Summer jobs also can look good on a college application. “Giving up your ‘summer break’ and working shows a lot about one’s character. If you spend your summer working at a fast-food restaurant, it will probably make you stand out amongst a group that did academic enrichment camps,” said Mahalli.
In addition, having a job also gives teens experience in time and money management—two areas that most of us could use a little extra help. “Summer jobs help students prepare for the many demands later in life that require juggling several things at once,” said Elliott. “Students who earn their money have much more respect for it. They understand what it takes to earn a dollar and are less apt to spend freely.”
Parents can play a key role in helping teens and young adults prepare for the workforce, whether it’s part-time summer jobs or full-time career work. “Parents can help prepare their teens by bringing them to work to show them what their workplace looks like,” said Larosiliere. “They can take them on different tours of other families and friends to see what different work environments look like.”
Before Naomi went on her first interview, we went over how she could respond to typical questions from a potential employer. She felt more confident in answering questions after our discussion. “Teach social and professional manners (e.g. handshake, pleasantries) and expected behaviors during interviews and on-the-job,” said Bowen.
Offer guidance as to what to wear both for an interview and job (if a uniform is not required). Also, help them with the little things, like making sure they eat a good meal before a shift and are able to catch up on sleep when working late. “Help them learn how to schedule and balance priorities too, as this is a learned skill teens may not intuitively know how to do, such as balancing homework with working one evening or on the weekend,” Elliott said.
When Naomi started talking about wanting a job, she quickly realized the limitations of where she could potentially work, given her age and lack of previous work experience. Swimming pools, summer children’s camps, retail shops and restaurants headed the list of places that typically hire teens. “Nearly 2.1 million of the estimated 6.2 million teens who were employed last July (33.8%) worked in ‘accommodation and food services’ (restaurants, hotels and the like) compared with 1.9 million (22.6%) in July 2000,” according to the Bureau of Labor Statistics.
While it’s okay for parents to suggest potential work places, it’s important for teens to figure out where and how to apply for specific openings. “Do your research.

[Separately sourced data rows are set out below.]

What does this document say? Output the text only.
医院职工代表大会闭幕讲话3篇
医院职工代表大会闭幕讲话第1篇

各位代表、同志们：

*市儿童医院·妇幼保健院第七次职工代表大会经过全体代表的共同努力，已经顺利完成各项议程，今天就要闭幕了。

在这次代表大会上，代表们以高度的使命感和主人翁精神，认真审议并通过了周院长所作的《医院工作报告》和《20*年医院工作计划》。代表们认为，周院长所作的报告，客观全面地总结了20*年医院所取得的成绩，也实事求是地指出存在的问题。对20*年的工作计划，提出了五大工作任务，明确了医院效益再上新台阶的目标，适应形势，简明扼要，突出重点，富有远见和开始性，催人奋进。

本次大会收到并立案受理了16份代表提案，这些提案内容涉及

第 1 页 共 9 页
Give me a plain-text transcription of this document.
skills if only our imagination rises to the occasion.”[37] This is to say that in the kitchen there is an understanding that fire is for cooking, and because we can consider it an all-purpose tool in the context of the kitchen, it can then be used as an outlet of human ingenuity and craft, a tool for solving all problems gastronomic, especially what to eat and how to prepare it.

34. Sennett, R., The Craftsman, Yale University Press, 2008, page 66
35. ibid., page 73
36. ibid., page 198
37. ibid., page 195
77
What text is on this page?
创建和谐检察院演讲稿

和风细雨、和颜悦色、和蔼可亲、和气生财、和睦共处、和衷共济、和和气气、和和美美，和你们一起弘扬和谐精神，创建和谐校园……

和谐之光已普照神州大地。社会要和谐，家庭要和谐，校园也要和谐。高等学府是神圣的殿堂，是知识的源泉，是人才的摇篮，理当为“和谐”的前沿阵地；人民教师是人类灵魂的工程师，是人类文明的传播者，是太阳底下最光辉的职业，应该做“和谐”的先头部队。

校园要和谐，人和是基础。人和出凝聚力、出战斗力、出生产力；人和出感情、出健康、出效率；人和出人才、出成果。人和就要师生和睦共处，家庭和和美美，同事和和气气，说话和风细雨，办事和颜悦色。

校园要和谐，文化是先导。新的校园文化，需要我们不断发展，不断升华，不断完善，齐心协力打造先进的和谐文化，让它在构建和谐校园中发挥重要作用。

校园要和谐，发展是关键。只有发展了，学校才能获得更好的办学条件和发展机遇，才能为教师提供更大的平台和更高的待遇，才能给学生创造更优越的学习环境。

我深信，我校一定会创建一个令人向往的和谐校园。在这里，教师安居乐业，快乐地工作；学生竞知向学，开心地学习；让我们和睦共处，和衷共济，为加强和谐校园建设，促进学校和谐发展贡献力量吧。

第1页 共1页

Find a place you want to work, learn everything about it and the types of opportunities,” Larosiliere said.
Elliott recommended teens talk with people they know—family, friends, neighbors, etc.—as potential resources for jobs. “Also, get dressed up and go in person to the store or restaurant. Most employers who hire teens will hire someone they see as punctual, responsible and mature,” she said, adding that teens should follow up once they’ve applied too.
Teens should also maintain realistic expectations. “You are just entering the job market and are competing against people who may have more experience than you,” said Mahalli. “You won’t be able to get the most exclusive, high-profile job from the beginning. You need to get a bunch of smaller scale jobs to finally land a big one. Be happy with whatever you get hired for because whatever it is, it will help you reach your goals.”
So far, Naomi has largely enjoyed scooping ice cream, a job she was delighted to get because “ice cream makes people happy.” Her experience has her siblings looking forward to the day when they, too, can have a part-time job.